Davacı bu davasında, davalı şirket ile aralarında düzenlenen devre mülk satışına ilişkin, haricen düzenlenen protokol başlıklı belgeye dayanarak, sözleşmenin ifa imkanı kalmadığı gerekçesi ile tazminat isteminde bulunmuştur. Dosya içerisinde bulunan tüm belge ve delillerin birlikte değerlendirilmesinden, zamanın Belediye Başkanı A. G. ile davalı şirketin kurucusu ve yetkilisi bulunan M. A.’in el ve işbirliği içerisinde oldukları, Belediye başkanının görevini suiistimal ederek ve yetkisini aşarak şirket lehine belediye aleyhine bir takım işlemler yapıp, davranışlarda bulunduğu, bu cümleden olarak usulsüz ihale yaptığı, yapı ruhsatı verdiği, şirketin yaptığı işlerin, verdiği taahhütlerin belediye güvencesinde olduğunu belirtmiş ise de, usulsüzlükler nedeniyle yapılan taşınmaz ihalesinin fesih edildiği gibi, şirkete devredilen tapunun da iptaline karar verildiği anlaşıldığından davalı belediye, zamanın belediye başkanın haksız fiil niteliğini taşıyan ve ceza kanununa göre suç olan bu davranışları ile, yine onun eylem ortağı olan davalı şirketin yaptığı işlemlerden dolayı sorumlu olamayacağının kabulü gerekir. Bu nedenle, bu sözleşmenin de davalı Belediyeyi bağladığından söz edilemez. Dairemizin dosyaya örnekleri sunulan bozma ilamlarının ait olduğu dosyalarda her ne kadar davalı belediyenin sorumlu olduğu belirtilmiş ise de, o dosyalarda Alanya Ağır Ceza Mahkemesine ait kesinleşmiş kararı ve G... Asliye Hukuk Mahkemesinin kesinleşmiş kararları bulunmadığından; her dosya kendi şartlarına göre değerlendirileceğinden farklı sonuca varılmıştır.

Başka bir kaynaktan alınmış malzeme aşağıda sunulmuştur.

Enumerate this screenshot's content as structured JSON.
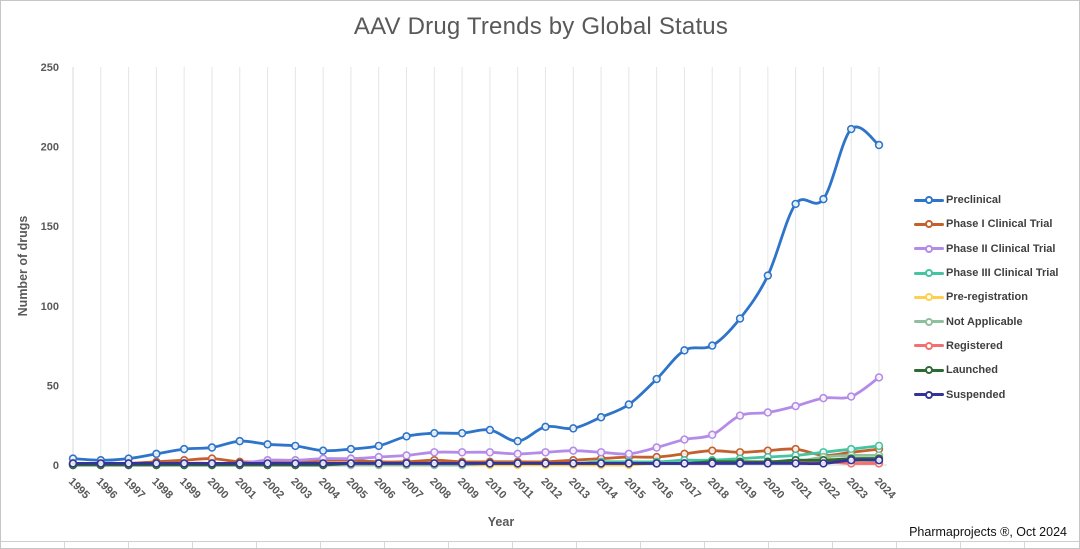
{
  "chart_data": {
    "type": "line",
    "title": "AAV Drug Trends by Global Status",
    "xlabel": "Year",
    "ylabel": "Number of drugs",
    "ylim": [
      0,
      250
    ],
    "yticks": [
      0,
      50,
      100,
      150,
      200,
      250
    ],
    "grid": "vertical-only",
    "legend_position": "right",
    "marker": "open-circle",
    "x": [
      1995,
      1996,
      1997,
      1998,
      1999,
      2000,
      2001,
      2002,
      2003,
      2004,
      2005,
      2006,
      2007,
      2008,
      2009,
      2010,
      2011,
      2012,
      2013,
      2014,
      2015,
      2016,
      2017,
      2018,
      2019,
      2020,
      2021,
      2022,
      2023,
      2024
    ],
    "series": [
      {
        "name": "Preclinical",
        "color": "#2E74C9",
        "values": [
          4,
          3,
          4,
          7,
          10,
          11,
          15,
          13,
          12,
          9,
          10,
          12,
          18,
          20,
          20,
          22,
          15,
          24,
          23,
          30,
          38,
          54,
          72,
          75,
          92,
          119,
          164,
          167,
          211,
          201
        ]
      },
      {
        "name": "Phase I Clinical Trial",
        "color": "#C2602E",
        "values": [
          1,
          1,
          1,
          2,
          3,
          4,
          2,
          2,
          2,
          3,
          3,
          2,
          2,
          3,
          2,
          2,
          2,
          2,
          3,
          4,
          5,
          5,
          7,
          9,
          8,
          9,
          10,
          6,
          8,
          10
        ]
      },
      {
        "name": "Phase II Clinical Trial",
        "color": "#B48CE8",
        "values": [
          0,
          0,
          0,
          1,
          1,
          1,
          1,
          3,
          3,
          4,
          4,
          5,
          6,
          8,
          8,
          8,
          7,
          8,
          9,
          8,
          7,
          11,
          16,
          19,
          31,
          33,
          37,
          42,
          43,
          55
        ]
      },
      {
        "name": "Phase III Clinical Trial",
        "color": "#45C4A2",
        "values": [
          0,
          0,
          0,
          0,
          0,
          0,
          0,
          0,
          0,
          0,
          1,
          1,
          1,
          1,
          1,
          1,
          1,
          1,
          1,
          2,
          2,
          2,
          3,
          3,
          4,
          5,
          6,
          8,
          10,
          12
        ]
      },
      {
        "name": "Pre-registration",
        "color": "#FFD050",
        "values": [
          0,
          0,
          0,
          0,
          0,
          0,
          0,
          0,
          0,
          0,
          0,
          0,
          0,
          0,
          0,
          0,
          0,
          0,
          0,
          0,
          0,
          1,
          1,
          1,
          1,
          2,
          2,
          4,
          2,
          1
        ]
      },
      {
        "name": "Not Applicable",
        "color": "#90BF9E",
        "values": [
          0,
          0,
          0,
          0,
          0,
          0,
          0,
          0,
          0,
          0,
          0,
          0,
          0,
          0,
          0,
          1,
          1,
          1,
          1,
          1,
          1,
          1,
          1,
          1,
          1,
          2,
          2,
          5,
          6,
          6
        ]
      },
      {
        "name": "Registered",
        "color": "#F17070",
        "values": [
          1,
          0,
          0,
          0,
          1,
          1,
          0,
          0,
          0,
          1,
          1,
          1,
          1,
          1,
          1,
          1,
          1,
          1,
          1,
          1,
          1,
          1,
          1,
          1,
          2,
          2,
          2,
          2,
          1,
          1
        ]
      },
      {
        "name": "Launched",
        "color": "#2D6B34",
        "values": [
          0,
          0,
          0,
          0,
          0,
          0,
          0,
          0,
          0,
          0,
          1,
          1,
          1,
          1,
          1,
          1,
          1,
          1,
          1,
          1,
          1,
          1,
          1,
          2,
          2,
          2,
          3,
          3,
          4,
          4
        ]
      },
      {
        "name": "Suspended",
        "color": "#333399",
        "values": [
          1,
          1,
          1,
          1,
          1,
          1,
          1,
          1,
          1,
          1,
          1,
          1,
          1,
          1,
          1,
          1,
          1,
          1,
          1,
          1,
          1,
          1,
          1,
          1,
          1,
          1,
          1,
          1,
          3,
          3
        ]
      }
    ]
  },
  "footer": {
    "watermark": "Pharmaprojects ®, Oct 2024"
  }
}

Bu nedenlerle ve sonuç itibari ile dava dışı zamanın Belediye Başkanı A. G.’in ve onun işbirlikçisi diğer davalı şirketin haksız fiil niteliğindeki şahsi eylem ve işlemlerinden davalı Belediye’nin sorumlu tutulması mümkün olmadığından davalı Belediye hakkındaki davanın reddine karar verilmesi gerekirken, aksi düşüncelerle yazılı şekilde karar verilmesi, usul ve yasaya aykırı olup bozmayı gerektirir... ),

Gerekçesiyle bozularak, dosya yerine geri çevrilmekle, yeniden yapılan yargılama sonunda; mahkemece önceki kararda direnilmiştir.

Hukuk Genel Kurulu’nca incelenerek direnme kararının süresinde temyiz edildiği anlaşıldıktan ve dosyadaki kağıtlar okunduktan sonra gereği görüşüldü:

KARAR : Dava, davacı ile davalılardan G... Turizm İnşaat Ticaret Limited Şirketi arasında devre mülk satışına ilişkin olarak haricen düzenlenmiş bulunan “Protokol” başlıklı belgeye dayanılarak, sözleşmenin ifa imkanı kalmadığı gerekçesine dayalı tazminat istemine ilişkindir.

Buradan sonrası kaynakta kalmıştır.